Betrieb & Gewerkschaft
Offener Brief an die
Mitglieder des Ortsvorstands der IG Metall Nordhessen

von Wilma Meier (ver.di FB Medien Kassel), Peter Gerstmann (GEW Kassel), und weiteren UnterzeichnerInnen

03/11

trend
onlinezeitung

Kassel, den 6.3.2011


Liebe Kolleginnen und Kollegen,

wir wenden uns an Euch als Mitglieder des Ortsvorstands der IG Metall Nordhessen. Ihr seid diejenigen, die mit darüber befinden, ob Michael Fuchs, Mirko Berger und Udo Pusceddu aus der IG Metall ausgeschlossen werden.

Am 11. Februar 2011 hat uns Kollege Uli Messmer vor dem DGB-Haus erklärt, dass ihr auf Antrag eines Mitgliedes ein Verfahren durchführen werdet, in dem auf – Grundlage der Satzung der IG Metall – geprüft wird, ob es sich im Falle der 3 Kollegen um gewerkschaftsschädigendes Verhalten handelt.

Uns ist bekannt, dass das Bundesverfassungsgericht 1999 ein solches Vorgehen der IG Metall-Führung bestätigt hat.
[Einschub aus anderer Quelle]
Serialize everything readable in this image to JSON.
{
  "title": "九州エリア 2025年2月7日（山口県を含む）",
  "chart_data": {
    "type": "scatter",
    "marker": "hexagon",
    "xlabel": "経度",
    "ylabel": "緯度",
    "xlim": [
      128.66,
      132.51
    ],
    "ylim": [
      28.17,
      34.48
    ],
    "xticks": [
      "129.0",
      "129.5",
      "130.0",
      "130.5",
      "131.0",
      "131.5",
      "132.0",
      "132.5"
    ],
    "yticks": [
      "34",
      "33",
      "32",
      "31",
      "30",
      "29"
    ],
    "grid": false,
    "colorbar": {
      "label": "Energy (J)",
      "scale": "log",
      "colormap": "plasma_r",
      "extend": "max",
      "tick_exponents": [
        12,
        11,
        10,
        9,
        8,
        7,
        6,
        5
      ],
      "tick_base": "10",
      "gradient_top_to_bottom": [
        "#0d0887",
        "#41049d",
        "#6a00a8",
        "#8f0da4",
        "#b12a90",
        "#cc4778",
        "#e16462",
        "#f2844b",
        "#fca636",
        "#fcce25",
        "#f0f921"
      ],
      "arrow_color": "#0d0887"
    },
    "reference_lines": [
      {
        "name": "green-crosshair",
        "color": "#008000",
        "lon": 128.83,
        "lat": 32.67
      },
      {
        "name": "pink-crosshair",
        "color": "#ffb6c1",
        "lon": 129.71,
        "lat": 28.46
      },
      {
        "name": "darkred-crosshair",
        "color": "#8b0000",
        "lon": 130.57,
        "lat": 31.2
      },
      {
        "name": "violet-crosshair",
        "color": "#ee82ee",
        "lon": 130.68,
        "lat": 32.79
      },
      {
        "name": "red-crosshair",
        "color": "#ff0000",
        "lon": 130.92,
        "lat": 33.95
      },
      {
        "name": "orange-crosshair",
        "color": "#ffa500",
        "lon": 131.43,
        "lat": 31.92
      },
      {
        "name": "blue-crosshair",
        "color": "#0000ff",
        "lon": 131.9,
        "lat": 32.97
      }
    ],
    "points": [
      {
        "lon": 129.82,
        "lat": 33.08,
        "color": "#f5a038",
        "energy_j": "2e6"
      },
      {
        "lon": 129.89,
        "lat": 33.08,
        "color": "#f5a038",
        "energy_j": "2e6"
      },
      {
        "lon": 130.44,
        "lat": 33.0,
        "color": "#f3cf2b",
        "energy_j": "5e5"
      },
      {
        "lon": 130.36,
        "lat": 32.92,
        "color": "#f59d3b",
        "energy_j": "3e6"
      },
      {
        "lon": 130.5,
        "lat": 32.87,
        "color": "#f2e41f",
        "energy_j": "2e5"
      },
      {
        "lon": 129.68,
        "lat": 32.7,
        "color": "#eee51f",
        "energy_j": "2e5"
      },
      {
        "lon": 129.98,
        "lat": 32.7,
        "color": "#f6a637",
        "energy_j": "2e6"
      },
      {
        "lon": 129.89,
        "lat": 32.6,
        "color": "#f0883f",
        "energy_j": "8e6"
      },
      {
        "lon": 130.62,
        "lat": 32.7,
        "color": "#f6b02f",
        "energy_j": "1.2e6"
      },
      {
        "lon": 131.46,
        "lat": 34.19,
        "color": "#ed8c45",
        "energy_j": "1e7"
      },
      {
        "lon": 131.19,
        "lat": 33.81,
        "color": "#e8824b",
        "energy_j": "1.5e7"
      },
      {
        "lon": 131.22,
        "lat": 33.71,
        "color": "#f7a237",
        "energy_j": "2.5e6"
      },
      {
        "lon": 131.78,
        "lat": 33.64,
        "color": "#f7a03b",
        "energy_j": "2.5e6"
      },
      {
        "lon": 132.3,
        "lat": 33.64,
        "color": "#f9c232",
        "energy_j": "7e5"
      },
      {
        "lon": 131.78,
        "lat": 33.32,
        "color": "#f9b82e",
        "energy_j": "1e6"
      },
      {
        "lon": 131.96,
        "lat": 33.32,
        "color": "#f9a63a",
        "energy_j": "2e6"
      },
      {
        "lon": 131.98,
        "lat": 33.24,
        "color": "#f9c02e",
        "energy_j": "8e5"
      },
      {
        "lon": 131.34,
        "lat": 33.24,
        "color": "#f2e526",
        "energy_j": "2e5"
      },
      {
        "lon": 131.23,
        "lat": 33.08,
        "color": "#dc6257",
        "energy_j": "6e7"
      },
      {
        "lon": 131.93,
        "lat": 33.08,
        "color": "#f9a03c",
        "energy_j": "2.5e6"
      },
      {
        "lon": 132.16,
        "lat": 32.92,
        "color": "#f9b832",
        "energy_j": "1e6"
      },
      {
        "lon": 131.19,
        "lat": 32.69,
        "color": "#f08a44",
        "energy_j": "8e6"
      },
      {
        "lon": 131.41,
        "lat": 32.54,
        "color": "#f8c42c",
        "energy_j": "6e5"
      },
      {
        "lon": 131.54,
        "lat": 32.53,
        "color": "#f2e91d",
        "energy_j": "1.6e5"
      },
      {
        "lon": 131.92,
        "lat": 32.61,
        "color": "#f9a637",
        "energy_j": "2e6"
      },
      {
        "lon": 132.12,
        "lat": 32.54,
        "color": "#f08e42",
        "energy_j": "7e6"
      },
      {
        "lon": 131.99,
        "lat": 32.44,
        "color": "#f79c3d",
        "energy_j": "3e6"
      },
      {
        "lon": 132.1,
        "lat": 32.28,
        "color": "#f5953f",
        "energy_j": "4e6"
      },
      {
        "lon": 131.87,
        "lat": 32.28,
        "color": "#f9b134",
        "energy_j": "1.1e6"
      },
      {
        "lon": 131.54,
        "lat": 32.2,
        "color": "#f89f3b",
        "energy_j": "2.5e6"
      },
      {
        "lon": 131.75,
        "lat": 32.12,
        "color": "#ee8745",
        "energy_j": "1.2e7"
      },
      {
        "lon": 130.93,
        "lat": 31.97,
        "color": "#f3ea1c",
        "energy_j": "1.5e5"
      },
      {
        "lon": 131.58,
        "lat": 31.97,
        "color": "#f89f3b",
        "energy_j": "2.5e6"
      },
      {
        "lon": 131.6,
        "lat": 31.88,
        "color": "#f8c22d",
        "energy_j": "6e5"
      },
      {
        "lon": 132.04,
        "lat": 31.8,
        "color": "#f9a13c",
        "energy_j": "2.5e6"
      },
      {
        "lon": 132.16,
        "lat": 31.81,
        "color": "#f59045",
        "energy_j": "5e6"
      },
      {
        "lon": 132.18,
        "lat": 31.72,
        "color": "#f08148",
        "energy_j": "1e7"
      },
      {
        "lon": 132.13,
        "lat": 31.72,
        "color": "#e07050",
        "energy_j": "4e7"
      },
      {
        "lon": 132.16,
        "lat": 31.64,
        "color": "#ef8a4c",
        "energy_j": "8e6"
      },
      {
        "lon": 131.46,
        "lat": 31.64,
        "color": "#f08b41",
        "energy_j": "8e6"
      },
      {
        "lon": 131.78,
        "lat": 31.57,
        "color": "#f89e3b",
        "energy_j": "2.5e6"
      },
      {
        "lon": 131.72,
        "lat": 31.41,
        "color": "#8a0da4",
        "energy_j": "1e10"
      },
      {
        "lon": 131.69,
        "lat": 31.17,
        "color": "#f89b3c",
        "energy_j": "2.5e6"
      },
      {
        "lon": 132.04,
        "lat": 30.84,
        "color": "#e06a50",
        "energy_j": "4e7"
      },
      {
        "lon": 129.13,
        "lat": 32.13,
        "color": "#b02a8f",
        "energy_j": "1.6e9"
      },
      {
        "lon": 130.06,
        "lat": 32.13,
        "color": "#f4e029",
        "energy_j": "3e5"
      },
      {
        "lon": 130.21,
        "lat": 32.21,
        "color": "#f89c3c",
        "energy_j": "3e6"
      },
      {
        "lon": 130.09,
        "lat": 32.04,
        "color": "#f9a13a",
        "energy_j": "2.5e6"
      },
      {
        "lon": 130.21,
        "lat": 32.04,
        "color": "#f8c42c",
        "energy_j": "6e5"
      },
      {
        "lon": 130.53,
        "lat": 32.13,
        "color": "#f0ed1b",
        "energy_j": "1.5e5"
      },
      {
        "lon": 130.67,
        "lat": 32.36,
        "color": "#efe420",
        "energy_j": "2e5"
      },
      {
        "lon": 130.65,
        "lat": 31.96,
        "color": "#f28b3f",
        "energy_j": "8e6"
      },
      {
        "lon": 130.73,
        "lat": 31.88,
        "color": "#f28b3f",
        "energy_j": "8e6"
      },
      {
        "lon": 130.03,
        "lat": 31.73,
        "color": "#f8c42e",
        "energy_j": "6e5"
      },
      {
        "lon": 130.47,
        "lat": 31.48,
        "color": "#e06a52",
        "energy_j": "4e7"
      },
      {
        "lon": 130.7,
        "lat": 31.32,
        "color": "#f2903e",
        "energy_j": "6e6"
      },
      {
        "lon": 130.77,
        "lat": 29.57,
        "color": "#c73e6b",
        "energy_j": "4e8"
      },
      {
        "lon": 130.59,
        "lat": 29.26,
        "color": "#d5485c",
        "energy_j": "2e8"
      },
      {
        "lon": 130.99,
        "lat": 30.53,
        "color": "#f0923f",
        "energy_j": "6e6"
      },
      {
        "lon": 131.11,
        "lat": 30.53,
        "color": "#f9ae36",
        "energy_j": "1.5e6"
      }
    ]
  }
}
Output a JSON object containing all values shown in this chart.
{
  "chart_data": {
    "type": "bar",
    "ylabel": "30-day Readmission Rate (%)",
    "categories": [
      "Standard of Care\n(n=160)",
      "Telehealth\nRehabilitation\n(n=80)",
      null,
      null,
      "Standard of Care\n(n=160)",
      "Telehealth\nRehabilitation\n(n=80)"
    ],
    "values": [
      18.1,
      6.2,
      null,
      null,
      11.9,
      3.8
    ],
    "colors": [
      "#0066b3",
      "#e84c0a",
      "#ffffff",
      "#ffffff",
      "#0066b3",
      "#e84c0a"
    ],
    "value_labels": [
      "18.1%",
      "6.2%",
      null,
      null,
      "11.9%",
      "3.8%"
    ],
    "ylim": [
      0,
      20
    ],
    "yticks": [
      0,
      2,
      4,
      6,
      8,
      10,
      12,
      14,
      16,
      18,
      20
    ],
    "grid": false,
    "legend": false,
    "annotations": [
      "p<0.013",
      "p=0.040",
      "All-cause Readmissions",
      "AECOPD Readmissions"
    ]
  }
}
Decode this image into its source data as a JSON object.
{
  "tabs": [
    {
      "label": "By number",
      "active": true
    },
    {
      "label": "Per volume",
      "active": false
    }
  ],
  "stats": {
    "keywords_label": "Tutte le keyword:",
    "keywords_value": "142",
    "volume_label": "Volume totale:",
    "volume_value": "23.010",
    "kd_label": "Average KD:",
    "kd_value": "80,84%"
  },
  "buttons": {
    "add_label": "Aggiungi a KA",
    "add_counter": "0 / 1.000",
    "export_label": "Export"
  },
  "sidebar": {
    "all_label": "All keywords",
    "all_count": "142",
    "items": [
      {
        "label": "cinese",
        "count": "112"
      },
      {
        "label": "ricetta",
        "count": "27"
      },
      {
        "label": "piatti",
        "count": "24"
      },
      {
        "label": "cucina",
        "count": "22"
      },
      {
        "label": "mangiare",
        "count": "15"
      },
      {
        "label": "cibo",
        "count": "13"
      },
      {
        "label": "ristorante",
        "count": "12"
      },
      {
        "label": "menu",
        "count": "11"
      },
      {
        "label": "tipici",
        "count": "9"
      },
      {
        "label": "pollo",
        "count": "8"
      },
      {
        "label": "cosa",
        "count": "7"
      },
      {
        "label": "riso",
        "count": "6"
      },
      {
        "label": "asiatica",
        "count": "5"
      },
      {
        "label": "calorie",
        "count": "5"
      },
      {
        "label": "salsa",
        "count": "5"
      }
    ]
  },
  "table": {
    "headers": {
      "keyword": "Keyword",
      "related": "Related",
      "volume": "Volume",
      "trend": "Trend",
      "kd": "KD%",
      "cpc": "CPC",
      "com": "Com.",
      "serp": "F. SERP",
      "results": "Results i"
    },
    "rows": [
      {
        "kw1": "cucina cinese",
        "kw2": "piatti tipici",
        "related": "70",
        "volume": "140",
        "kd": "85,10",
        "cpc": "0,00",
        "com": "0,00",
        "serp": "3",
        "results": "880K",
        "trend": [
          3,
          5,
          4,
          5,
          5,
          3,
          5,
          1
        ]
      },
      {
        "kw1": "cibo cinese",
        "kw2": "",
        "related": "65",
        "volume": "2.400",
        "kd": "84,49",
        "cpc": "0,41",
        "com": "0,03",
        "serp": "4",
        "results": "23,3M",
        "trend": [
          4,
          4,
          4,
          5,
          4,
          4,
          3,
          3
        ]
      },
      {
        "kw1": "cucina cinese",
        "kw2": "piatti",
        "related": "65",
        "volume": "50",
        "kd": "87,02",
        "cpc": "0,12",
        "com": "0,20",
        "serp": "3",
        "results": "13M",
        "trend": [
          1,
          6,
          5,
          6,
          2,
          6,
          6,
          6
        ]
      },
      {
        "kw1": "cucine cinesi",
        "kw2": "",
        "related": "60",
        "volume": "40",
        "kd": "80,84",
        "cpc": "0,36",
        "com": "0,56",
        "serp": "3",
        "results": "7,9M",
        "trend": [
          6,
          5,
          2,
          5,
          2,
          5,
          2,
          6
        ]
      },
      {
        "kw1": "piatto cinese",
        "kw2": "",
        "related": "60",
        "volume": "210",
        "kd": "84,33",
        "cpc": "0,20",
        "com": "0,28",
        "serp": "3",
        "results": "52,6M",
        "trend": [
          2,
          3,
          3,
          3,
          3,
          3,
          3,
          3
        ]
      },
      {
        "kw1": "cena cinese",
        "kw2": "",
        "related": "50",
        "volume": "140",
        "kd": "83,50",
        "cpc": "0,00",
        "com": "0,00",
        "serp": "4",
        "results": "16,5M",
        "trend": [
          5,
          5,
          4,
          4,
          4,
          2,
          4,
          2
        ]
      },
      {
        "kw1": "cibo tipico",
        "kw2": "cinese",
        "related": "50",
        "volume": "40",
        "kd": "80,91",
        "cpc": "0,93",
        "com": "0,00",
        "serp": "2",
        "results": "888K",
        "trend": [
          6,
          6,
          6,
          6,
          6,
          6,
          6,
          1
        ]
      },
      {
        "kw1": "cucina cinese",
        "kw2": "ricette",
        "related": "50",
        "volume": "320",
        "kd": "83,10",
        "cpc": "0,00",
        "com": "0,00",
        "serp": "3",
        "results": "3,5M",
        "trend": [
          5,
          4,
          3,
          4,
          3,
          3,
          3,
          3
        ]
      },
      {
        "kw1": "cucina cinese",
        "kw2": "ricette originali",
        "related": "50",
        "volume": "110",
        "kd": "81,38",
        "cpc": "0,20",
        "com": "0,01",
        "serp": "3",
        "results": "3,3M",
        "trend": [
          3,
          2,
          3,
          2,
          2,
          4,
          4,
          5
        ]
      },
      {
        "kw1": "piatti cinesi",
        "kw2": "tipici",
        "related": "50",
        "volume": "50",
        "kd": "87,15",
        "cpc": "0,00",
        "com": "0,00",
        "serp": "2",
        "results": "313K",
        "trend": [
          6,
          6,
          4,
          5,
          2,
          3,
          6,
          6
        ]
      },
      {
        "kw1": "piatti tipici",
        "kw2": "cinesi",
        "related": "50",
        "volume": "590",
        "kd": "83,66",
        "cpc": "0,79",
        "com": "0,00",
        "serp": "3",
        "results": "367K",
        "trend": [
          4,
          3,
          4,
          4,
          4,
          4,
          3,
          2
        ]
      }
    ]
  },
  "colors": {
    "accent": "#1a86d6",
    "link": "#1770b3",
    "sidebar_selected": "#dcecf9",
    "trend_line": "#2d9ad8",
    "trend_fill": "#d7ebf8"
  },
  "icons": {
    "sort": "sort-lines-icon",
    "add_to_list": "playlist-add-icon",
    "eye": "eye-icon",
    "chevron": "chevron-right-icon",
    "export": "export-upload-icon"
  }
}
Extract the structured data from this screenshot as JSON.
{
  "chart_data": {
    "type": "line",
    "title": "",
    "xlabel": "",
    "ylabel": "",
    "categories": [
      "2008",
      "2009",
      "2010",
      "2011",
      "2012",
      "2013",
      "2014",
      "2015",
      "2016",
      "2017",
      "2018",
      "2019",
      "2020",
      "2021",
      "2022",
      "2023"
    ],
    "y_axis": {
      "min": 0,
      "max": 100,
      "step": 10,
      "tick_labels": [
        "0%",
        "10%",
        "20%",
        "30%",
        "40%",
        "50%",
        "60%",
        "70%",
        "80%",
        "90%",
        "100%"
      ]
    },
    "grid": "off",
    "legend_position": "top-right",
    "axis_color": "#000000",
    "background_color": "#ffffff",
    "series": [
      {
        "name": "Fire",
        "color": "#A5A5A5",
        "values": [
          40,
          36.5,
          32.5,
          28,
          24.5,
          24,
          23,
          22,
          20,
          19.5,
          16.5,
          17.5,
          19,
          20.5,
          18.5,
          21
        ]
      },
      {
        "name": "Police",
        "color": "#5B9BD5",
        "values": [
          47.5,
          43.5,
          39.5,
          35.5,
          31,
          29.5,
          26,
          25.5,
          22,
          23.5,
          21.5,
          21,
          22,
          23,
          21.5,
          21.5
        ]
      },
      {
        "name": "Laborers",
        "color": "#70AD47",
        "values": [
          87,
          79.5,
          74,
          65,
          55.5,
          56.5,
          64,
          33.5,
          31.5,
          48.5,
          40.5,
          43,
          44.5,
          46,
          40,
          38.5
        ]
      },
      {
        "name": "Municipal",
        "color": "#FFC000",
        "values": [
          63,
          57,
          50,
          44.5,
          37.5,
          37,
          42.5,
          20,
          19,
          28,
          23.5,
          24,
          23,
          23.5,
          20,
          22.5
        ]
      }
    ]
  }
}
Wir geben Euch zu bedenken, dass seit Anfang der 90er Jahre Mitglieder der Alternativen Metaller bei Daimler/Mercedes Benz wichtige Beiträge zur Interessenvertretung der Kollegen geleistet haben. Deshalb wurden sie auch immer wieder in den Betriebsrat gewählt. Sie repräsentieren einen Teil der Belegschaft, der sich nicht abfinden will mit einer Politik des Verzichts und auch Kritik an Entscheidungen der Betriebsratsmehrheit formuliert. Konflikte über Gewerkschaftspolitik und -strategien erfordern eine offene Diskussion und nicht alle Kontroversen lassen sich mit Mehrheitsentscheidungen aus der Welt schaffen. Meinungsvielfalt und demokratische Streitkultur sind grundlegende Voraussetzungen für die Einbeziehung und Beteiligung vieler. Deshalb haben auch IG Metall-Mitglieder und -Gremien an anderen Orten Übereinkünfte zur Zusammenarbeit mit Alternativen Listen getroffen.

Rainer Einenkel, Betriebsratsvorsitzender bei Opel in Bochum, sagte nach der BR-Wahl 2010 in einem Interview dazu: „Wir haben das erfreuliche Ergebnis erzielt, dass die IG Metall 100 Prozent erreicht hat. Das heißt aber nicht, dass nur eine IG Metall-Liste dieses Ergebnis zustande gebracht hat. Wir haben hier eine sehr offene Struktur, in der jeder, der es für erforderlich hält mit einer eigenen IG Metall-Liste antreten kann. Die Liste, der ich vorstehe, hat beträchtlich gewonnen und 58 Prozent bekommen. Die anderen Listen, die sich teilweise als oppositionell verstehen, binden wir in die Betriebsratsarbeit ein. Das bedeutet natürlich Diskussionen und auch heftige Kontroversen, aber es funktioniert und bereichert letztlich die Betriebsratsarbeit. Das machen wir jetzt schon seit acht Jahren so, seit ich Betriebsratsvorsitzender bin, und solange ich das bleibe, wird es hier keinerlei Feststellungs- oder gar Ausschlussverfahren geben. Mit den Ergebnissen der Betriebsratswahlen gehen wir gestärkt in die kommenden Auseinandersetzungen.“ (Rainer Einenkel im Gespräch mit Dietmar Düe „Jetzt wird`s ernst – jetzt geht`s um`s Überleben“ in: Z, Nr. 82, Juni 2010, S. 37/38)

Diese Alternative zur wiederholten Praxis von Ausschlüssen in Kassel würde aktiven Kolleginnen und Kollegen mehr Beteiligungsmöglichkeiten eröffnen und zur Stärkung der IG Metall beitragen. Deshalb fordern wir Euch auf, alle Verfahren einzustellen und die in der Vergangenheit  Ausgeschlossenen wieder aufzunehmen.

Mit solidarischen Grüßen
Wilma Meier (ver.di FB Medien Kassel)
Peter Gerstmann (GEW Kassel)
und weitere UnterzeichnerInnen

 

Editorische Anmerkungen

Wir erhielten den offenen Brief vom Forum Betrieb und soziale Kämpfe.